Data Source Selection Terminology
The Data Source Selection page is the first step in the Create Dataset workflow. It allows you to choose the type of data source from which the dataset will retrieve data.
This selection helps you:
- Define the origin of your dataset data (database, file, cloud, or API)
- Determine available options for connection and configuration in the next steps
- Match your data location to the correct ingestion path
- Proceed to the Connection Selection tab with the appropriate workflow
Refer to the dataset creation guide to open the Create Dataset flow and access the Data Source Selection step.
Data Source Selection Interface
The Data Source Selection screen presents available source types. Your choice determines which connection, upload, or configuration options appear in Step 2 – Connection Selection and Step 3 – General Tab.

Available Data Source Categories
The system supports data sources in the following categories. Select the option that matches where your data lives.
Database & Connected Sources
Purpose
These options connect your dataset to relational databases, NoSQL stores, or pre-configured cloud and endpoint services. You will select or create a connection in the Connection Selection tab.
Options
- Existing Connections – Connect to relational databases such as MySQL, PostgreSQL, SQL Server, or Oracle via JDBC
- NoSQL – Connect to non-relational databases such as MongoDB or Cassandra
- Google BigQuery – Connect to Google BigQuery for large-scale analytics
- Google Sheets – Import data directly from Google Sheets
- SharePoint – Import data from Microsoft SharePoint
- Data Endpoints – Connect to supported external system endpoints
Key Points
- Requires a pre-configured connection or the ability to create one in the next step.
- Connection credentials and network access must be in place before dataset creation.
File-Based Sources
Purpose
These options let you build datasets from files stored locally or uploaded into the system. The Connection Selection tab will prompt for file upload or selection.
Options
- Excel Files – Import
.xlsxor.xlsspreadsheet files - CSV Files – Import comma-separated value files
- JSON Files – Import structured JSON files
- Parquet Files – Use columnar Parquet storage; configuration continues in the General Tab
- Flat Files – Enter or paste structured text (CSV, TSV, PSV, etc.) manually in the General Tab
Key Points
- File format and structure affect how columns and types are detected.

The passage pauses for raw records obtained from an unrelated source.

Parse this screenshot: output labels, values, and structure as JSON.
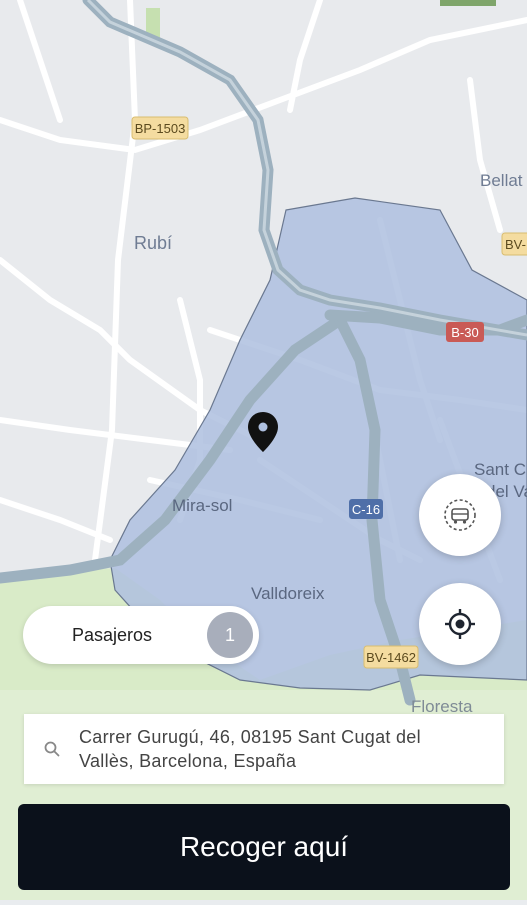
{
  "map": {
    "towns": [
      "Rubí",
      "Mira-sol",
      "Valldoreix",
      "Bellat",
      "Sant C",
      "del Va",
      "Floresta"
    ],
    "roads": [
      "BP-1503",
      "B-30",
      "C-16",
      "BV-1462",
      "BV-"
    ],
    "coverage_color": "#aebfdf",
    "pin_color": "#111111"
  },
  "passengers": {
    "label": "Pasajeros",
    "count": "1"
  },
  "address": {
    "line1": "Carrer Gurugú, 46, 08195 Sant Cugat del",
    "line2": "Vallès, Barcelona, España"
  },
  "cta": {
    "label": "Recoger aquí"
  },
  "icons": {
    "vehicle": "vehicle-select-icon",
    "locate": "my-location-icon",
    "search": "search-icon",
    "pin": "map-pin-icon"
  }
}
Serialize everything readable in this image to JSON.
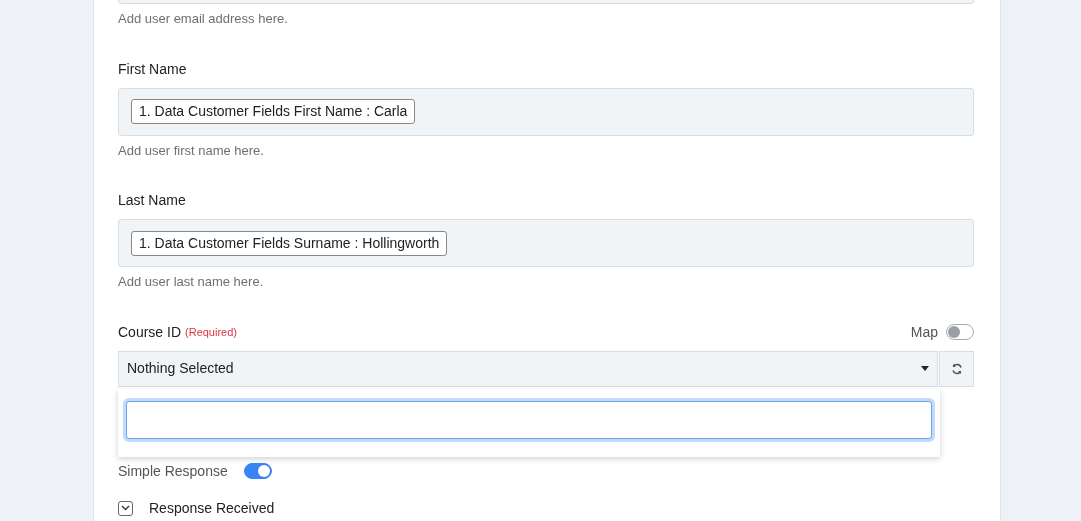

- For Parquet and Flat Files, the next step may skip connection selection and go directly to query or manual entry.
API & Custom Sources
Purpose
These options support data from REST APIs or custom integration patterns. Configuration is typically completed in the General Tab after selection.
Options
- API Endpoint – Connect to REST APIs; URL, method, headers, and parameters are configured in the General Tab
- Custom – Configure a custom connection using user-defined settings
Key Points
- API documentation (URL, method, authentication, parameters) should be available before starting.
- Custom sources may require environment-specific or admin-configured settings.
Key Points
- Select the data source type that matches your data location.

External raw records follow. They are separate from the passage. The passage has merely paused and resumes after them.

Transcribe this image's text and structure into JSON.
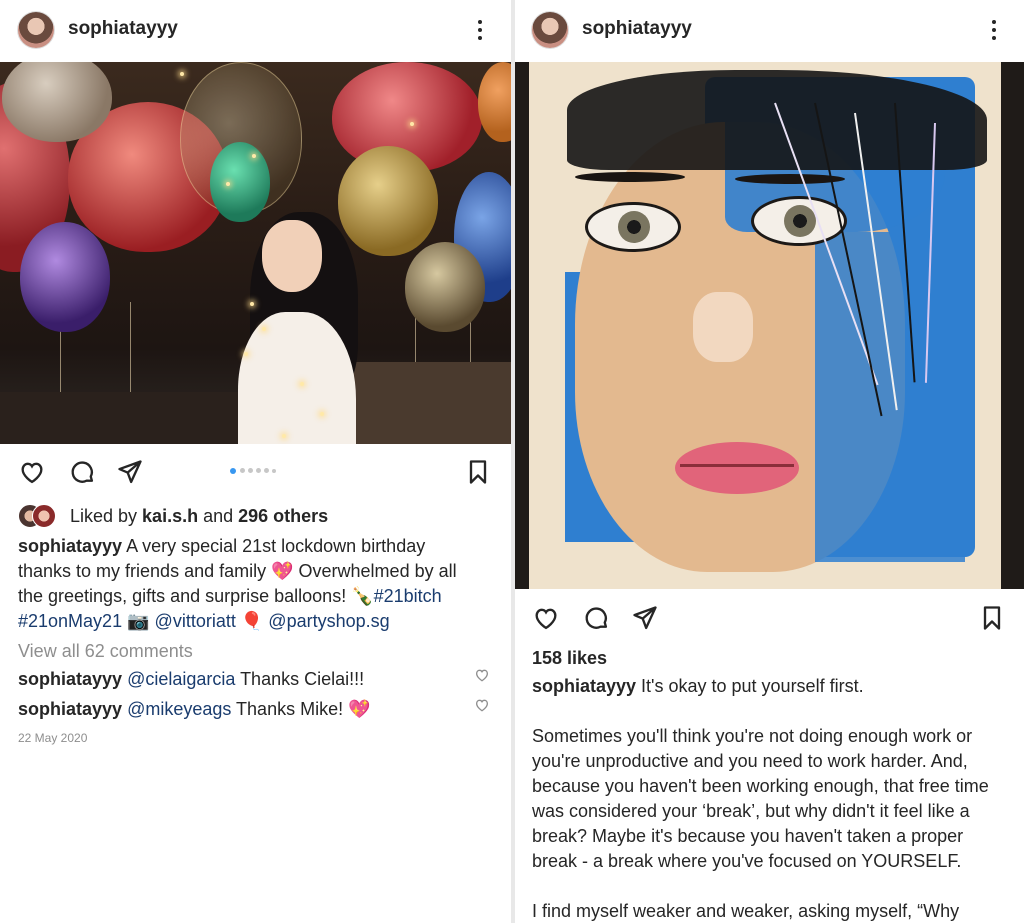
{
  "left_post": {
    "username": "sophiatayyy",
    "carousel": {
      "count": 6,
      "active": 0
    },
    "likes": {
      "prefix": "Liked by ",
      "user": "kai.s.h",
      "middle": " and ",
      "others": "296 others"
    },
    "caption": {
      "username": "sophiatayyy",
      "line1": "A very special 21st lockdown birthday",
      "line2a": "thanks to my friends and family ",
      "line2_emoji": "💖",
      "line2b": " Overwhelmed by all",
      "line3a": "the greetings, gifts and surprise balloons! ",
      "line3_emoji": "🍾",
      "line3_tag": "#21bitch",
      "line4_tag": "#21onMay21",
      "line4_emoji1": "📷",
      "line4_mention1": "@vittoriatt",
      "line4_emoji2": "🎈",
      "line4_mention2": "@partyshop.sg"
    },
    "view_comments": "View all 62 comments",
    "comments": [
      {
        "user": "sophiatayyy",
        "mention": "@cielaigarcia",
        "text": " Thanks Cielai!!!"
      },
      {
        "user": "sophiatayyy",
        "mention": "@mikeyeags",
        "text": " Thanks Mike! ",
        "emoji": "💖"
      }
    ],
    "date": "22 May 2020"
  },
  "right_post": {
    "username": "sophiatayyy",
    "likes": "158 likes",
    "caption_user": "sophiatayyy",
    "caption_first": " It's okay to put yourself first.",
    "para1": [
      "Sometimes you'll think you're not doing enough work or",
      "you're unproductive and you need to work harder. And,",
      "because you haven't been working enough, that free time",
      "was considered your ‘break’, but why didn't it feel like a",
      "break? Maybe it's because you haven't taken a proper",
      "break - a break where you've focused on YOURSELF."
    ],
    "para2": "I find myself weaker and weaker, asking myself, “Why"
  },
  "colors": {
    "link": "#1a3c6e",
    "muted": "#8e8e8e",
    "text": "#262626",
    "carousel_active": "#3897f0"
  },
  "icons": [
    "heart-icon",
    "comment-icon",
    "share-icon",
    "bookmark-icon",
    "more-icon"
  ]
}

- Different data source types lead to different Connection Selection and General Tab workflows.
- Ensure you have the required credentials, files, or API details before proceeding.
Summary
The Data Source Selection step ensures that your dataset is tied to the correct kind of source—database, file, cloud, or API—so that subsequent steps show the right connection, upload, and configuration options. Choosing the appropriate type here sets the foundation for a smooth dataset creation experience.